We started our tomato seeds in flats a few weeks ago and have kept them indoors to provide a warm, even temperature for germination. Because we have indoor cats and know that cats like to dig, we covered the flat with a clear plastic dome and placed it on a countertop in the kitchen. We were so excited when most of the seeds sprouted in less than a week. "Remember how low the germination rate was last year?" we remarked. "Look at how healthy and strong they are!" we gushed.
Then one of us, who shall remain nameless, decided that the seedlings needed some "air", removed the plastic dome, and went out to get the mail from the mailbox. The errand took three minutes, tops, probably less. Said person returned to the house to find Katrina on the countertop having a snack. She is nothing if not efficient. In that short time, she had jumped up on the countertop, found the seed tray, determined that it contained something tasty, and neatly removed the tops of four of our precious little seedlings. She must have been in the process of eating a fifth when she was interrupted by the door opening: the little plant had been yanked out of the soil and left for dead.

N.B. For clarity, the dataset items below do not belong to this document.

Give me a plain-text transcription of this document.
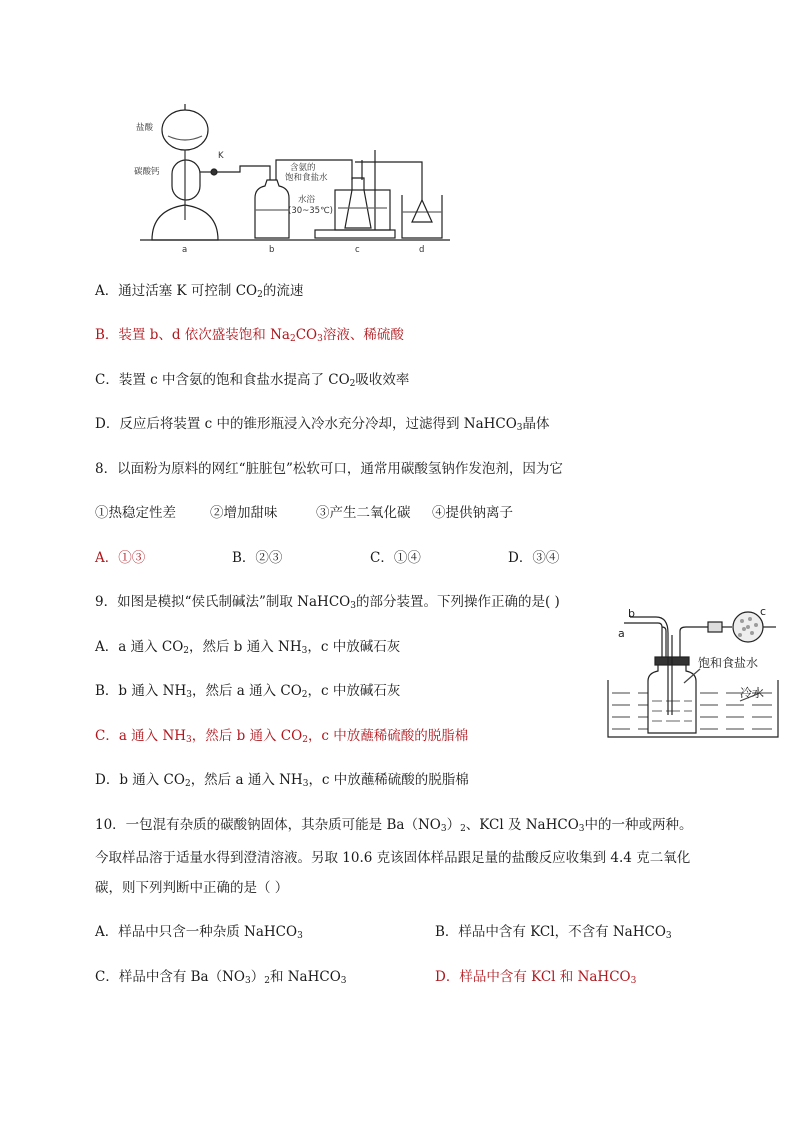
盐酸
碳酸钙
K
含氨的
饱和食盐水
水浴
(30~35℃)
a	b	c	d
A．通过活塞 K 可控制 $CO_2$的流速
B．装置 b、d 依次盛装饱和 $Na_2CO_3$溶液、稀硫酸
C．装置 c 中含氨的饱和食盐水提高了 $CO_2$吸收效率
D．反应后将装置 c 中的锥形瓶浸入冷水充分冷却，过滤得到 NaHCO$_3$晶体
8．以面粉为原料的网红“脏脏包”松软可口，通常用碳酸氢钠作发泡剂，因为它
①热稳定性差	②增加甜味	③产生二氧化碳 ④提供钠离子
A．①③	B．②③	C．①④	D．③④
9．如图是模拟“侯氏制碱法”制取 NaHCO$_3$的部分装置。下列操作正确的是( )
A．a 通入 $CO_2$，然后 b 通入 $NH_3$，c 中放碱石灰
B．b 通入 $NH_3$，然后 a 通入 $CO_2$，c 中放碱石灰
C．a 通入 $NH_3$，然后 b 通入 $CO_2$，c 中放蘸稀硫酸的脱脂棉
D．b 通入 $CO_2$，然后 a 通入 $NH_3$，c 中放蘸稀硫酸的脱脂棉
a
b	c
饱和食盐水
冷水
10．一包混有杂质的碳酸钠固体，其杂质可能是 $Ba(NO_3)_2$、KCl 及 NaHCO$_3$中的一种或两种。
今取样品溶于适量水得到澄清溶液。另取 10.6 克该固体样品跟足量的盐酸反应收集到 4.4 克二氧化
碳，则下列判断中正确的是（ ）
A．样品中只含一种杂质 NaHCO$_3$	B．样品中含有 KCl，不含有 NaHCO$_3$
C．样品中含有 $Ba(NO_3)_2$和 NaHCO$_3$	D．样品中含有 KCl 和 NaHCO$_3$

Exhibit A below shows one of the casualties. Note the sad little leaf on the soil surface to the left of the beheaded stalk.
What was she thinking that fateful afternoon? Was she jealous of the attention we had been showering on these immobile interlopers? Did she feel a need to remind us of her Alpha Female status? Or was she just hankering for something fresh and green? We will never know.
Damage repair commenced immediately. Replacement seeds have since sprouted. Security was stepped up to prevent future incidents (i.e. that plastic dome is glued on until we move it outside!).